In order to accelerate the analysis of H01, we also provide embeddings of the H01 data that were generated by a neural network trained using a variant of the SimCLR self-supervised learning technique. These embeddings provide highly informative representations of local parts of the dataset that can be used to rapidly annotate new structures and develop new ways of clustering and categorizing brain structures according to purely data-driven criteria. We trained these embeddings using Google Cloud TPU pods and then performed inference at roughly four billion data locations spread throughout the volume.
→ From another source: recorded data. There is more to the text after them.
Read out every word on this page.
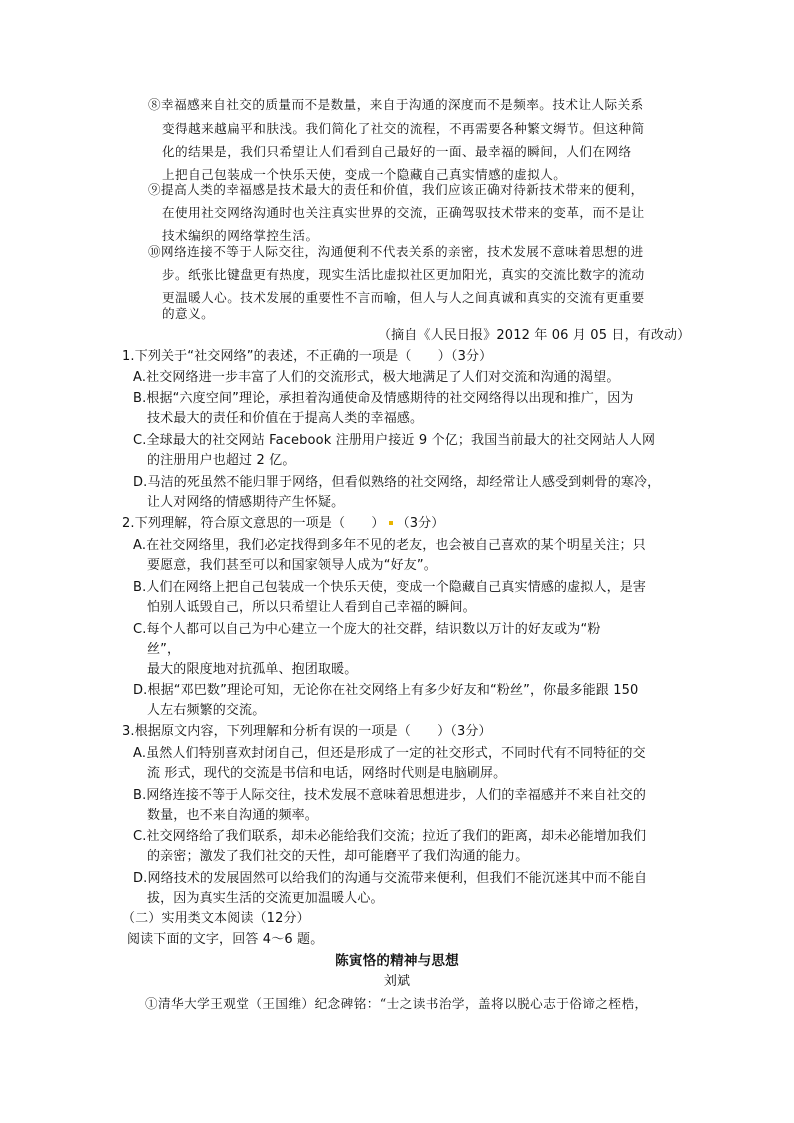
⑧幸福感来自社交的质量而不是数量，来自于沟通的深度而不是频率。技术让人际关系
变得越来越扁平和肤浅。我们简化了社交的流程，不再需要各种繁文缛节。但这种简
化的结果是，我们只希望让人们看到自己最好的一面、最幸福的瞬间，人们在网络
上把自己包装成一个快乐天使，变成一个隐藏自己真实情感的虚拟人。
⑨提高人类的幸福感是技术最大的责任和价值，我们应该正确对待新技术带来的便利，
在使用社交网络沟通时也关注真实世界的交流，正确驾驭技术带来的变革，而不是让
技术编织的网络掌控生活。
⑩网络连接不等于人际交往，沟通便利不代表关系的亲密，技术发展不意味着思想的进
步。纸张比键盘更有热度，现实生活比虚拟社区更加阳光，真实的交流比数字的流动
更温暖人心。技术发展的重要性不言而喻，但人与人之间真诚和真实的交流有更重要
的意义。
（摘自《人民日报》2012 年 06 月 05 日，有改动）
1.下列关于“社交网络”的表述，不正确的一项是（　　）（3分）
A.社交网络进一步丰富了人们的交流形式，极大地满足了人们对交流和沟通的渴望。
B.根据“六度空间”理论，承担着沟通使命及情感期待的社交网络得以出现和推广，因为
技术最大的责任和价值在于提高人类的幸福感。
C.全球最大的社交网站 Facebook 注册用户接近 9 个亿；我国当前最大的社交网站人人网
的注册用户也超过 2 亿。
D.马洁的死虽然不能归罪于网络，但看似熟络的社交网络，却经常让人感受到刺骨的寒冷，
让人对网络的情感期待产生怀疑。
2.下列理解，符合原文意思的一项是（　　） （3分）
A.在社交网络里，我们必定找得到多年不见的老友，也会被自己喜欢的某个明星关注；只
要愿意，我们甚至可以和国家领导人成为“好友”。
B.人们在网络上把自己包装成一个快乐天使，变成一个隐藏自己真实情感的虚拟人，是害
怕别人诋毁自己，所以只希望让人看到自己幸福的瞬间。
C.每个人都可以自己为中心建立一个庞大的社交群，结识数以万计的好友或为“粉
丝”，
最大的限度地对抗孤单、抱团取暖。
D.根据“邓巴数”理论可知，无论你在社交网络上有多少好友和“粉丝”，你最多能跟 150
人左右频繁的交流。
3.根据原文内容，下列理解和分析有误的一项是（　　）（3分）
A.虽然人们特别喜欢封闭自己，但还是形成了一定的社交形式，不同时代有不同特征的交
流 形式，现代的交流是书信和电话，网络时代则是电脑刷屏。
B.网络连接不等于人际交往，技术发展不意味着思想进步，人们的幸福感并不来自社交的
数量，也不来自沟通的频率。
C.社交网络给了我们联系，却未必能给我们交流；拉近了我们的距离，却未必能增加我们
的亲密；激发了我们社交的天性，却可能磨平了我们沟通的能力。
D.网络技术的发展固然可以给我们的沟通与交流带来便利，但我们不能沉迷其中而不能自
拔，因为真实生活的交流更加温暖人心。
（二）实用类文本阅读（12分）
阅读下面的文字，回答 4～6 题。
陈寅恪的精神与思想
刘斌
①清华大学王观堂（王国维）纪念碑铭：“士之读书治学，盖将以脱心志于俗谛之桎梏，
Managing Dataset Size with Improved Compression
H01 is a petabyte-scale dataset, but is only one-millionth the volume of an entire human brain. Serious technical challenges remain in scaling up synapse-level brain mapping to an entire mouse brain (500x bigger than H01), let alone an entire human brain. One of these challenges is data storage: a mouse brain could generate an exabyte worth of data, which is costly to store. To address this, we are today also releasing a paper, “Denoising-based Image Compression for Connectomics”, that details how a machine learning-based denoising strategy can be used to compress data, such as H01, at least 17-fold (dashed line in the figure below), with negligible loss of accuracy in the automated reconstruction.

Random variations in the electron microscopy imaging process lead to image noise that is difficult to compress even in principle, as the noise lacks spatial correlations or other structure that could be described with fewer bytes. Therefore we acquired images of the same piece of tissue in both a “fast” acquisition regime (resulting in high amounts of noise) and a “slow” acquisition regime (resulting in low amounts of noise) and then trained a neural network to infer “slow” scans from “fast” scans. Standard image compression codecs were then able to (lossily) compress the “virtual” slow scans with fewer artifacts compared to the raw data. We believe this advance has the potential to significantly mitigate the costs associated with future large scale connectomics projects.

Next Steps
But storage is not the only problem. The sheer size of future data sets will require developing new strategies for researchers to organize and access the rich information inherent in connectomic data. These are challenges that will require new modes of interaction between humans and the brain mapping data that will be forthcoming.